逆ハーレムものは好きでたくさん読みますが、このお話はなんだか新鮮に感じました。
主人公の彩佳はいつかは親が決めた相手のところへ嫁ぎ、幸せな花嫁になるんだわ、と自分の未来を想像しているお嬢様。
そんな彩佳は、嵐のように現れたある女性に請われて、モデルを経験することになります。

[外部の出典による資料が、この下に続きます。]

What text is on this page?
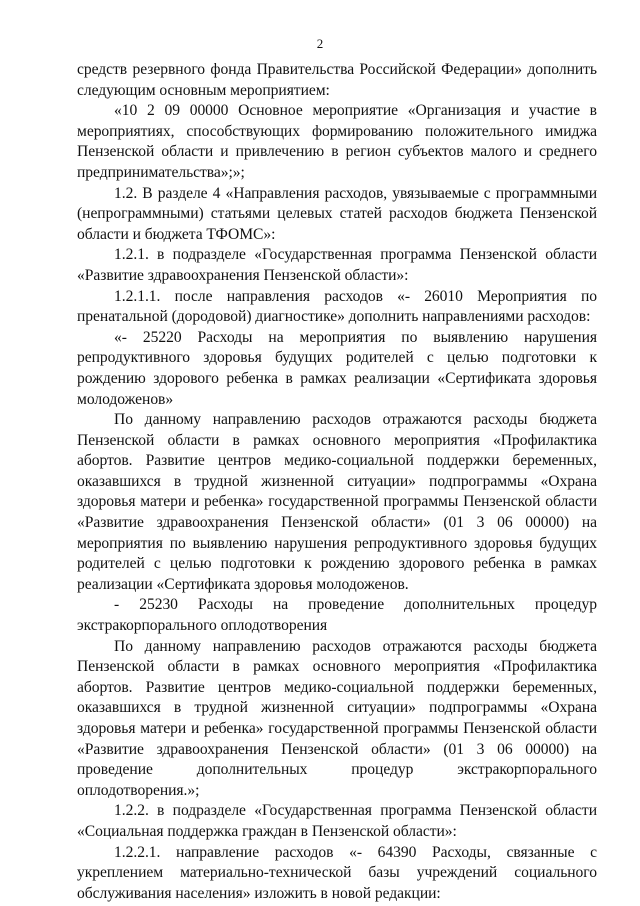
2

средств резервного фонда Правительства Российской Федерации» дополнить следующим основным мероприятием:

«10 2 09 00000 Основное мероприятие «Организация и участие в мероприятиях, способствующих формированию положительного имиджа Пензенской области и привлечению в регион субъектов малого и среднего предпринимательства»;»;

1.2. В разделе 4 «Направления расходов, увязываемые с программными (непрограммными) статьями целевых статей расходов бюджета Пензенской области и бюджета ТФОМС»:

1.2.1. в подразделе «Государственная программа Пензенской области «Развитие здравоохранения Пензенской области»:

1.2.1.1. после направления расходов «- 26010 Мероприятия по пренатальной (дородовой) диагностике» дополнить направлениями расходов:

«- 25220 Расходы на мероприятия по выявлению нарушения репродуктивного здоровья будущих родителей с целью подготовки к рождению здорового ребенка в рамках реализации «Сертификата здоровья молодоженов»

По данному направлению расходов отражаются расходы бюджета Пензенской области в рамках основного мероприятия «Профилактика абортов. Развитие центров медико-социальной поддержки беременных, оказавшихся в трудной жизненной ситуации» подпрограммы «Охрана здоровья матери и ребенка» государственной программы Пензенской области «Развитие здравоохранения Пензенской области» (01 3 06 00000) на мероприятия по выявлению нарушения репродуктивного здоровья будущих родителей с целью подготовки к рождению здорового ребенка в рамках реализации «Сертификата здоровья молодоженов.

- 25230 Расходы на проведение дополнительных процедур экстракорпорального оплодотворения

По данному направлению расходов отражаются расходы бюджета Пензенской области в рамках основного мероприятия «Профилактика абортов. Развитие центров медико-социальной поддержки беременных, оказавшихся в трудной жизненной ситуации» подпрограммы «Охрана здоровья матери и ребенка» государственной программы Пензенской области «Развитие здравоохранения Пензенской области» (01 3 06 00000) на проведение дополнительных процедур экстракорпорального оплодотворения.»;

1.2.2. в подразделе «Государственная программа Пензенской области «Социальная поддержка граждан в Пензенской области»:

1.2.2.1. направление расходов «- 64390 Расходы, связанные с укреплением материально-технической базы учреждений социального обслуживания населения» изложить в новой редакции:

それをきっかけに、三人の男性から愛される(愛に気づく)ことに。
・執事の鈴見
・御曹司の久遠寺
・メイクアーティストの光央
の三人です。この三人がまたそれぞれ違った魅力があって、全員が素敵な男性。
特に御曹司の久遠寺からは熱心なアプローチとプロポーズを受け、家族全員の賛成を受けながらも彩佳の気持ちがずっと光央に向いています。久遠寺は身分も財力も評判も何もかも申し分ない相手なので、彩佳は一度は結婚を受けてしまうんですよね。
そうすれば、光央からのメールを待つこともなくなる…
光央にメイクしてもらうこともなくなる…
そうやって恋の苦しみから逃れるように。
久遠寺もめちゃくちゃかっこいい王子様なので、このまま久遠寺とくっついちゃうの!?と思ったんですが、
ラストは成長した彩佳がきちんと自分で選び取った未来に、ほっと胸を撫で下ろしました。

メールのすれ違いのくだりにはちょっと涙しつつ。(光央の気持ち考えたら切ないよー)
鈴見の、献身的な愛情に心打たれ…
萌えエピソードがぎゅっと詰まった素敵な1冊でした。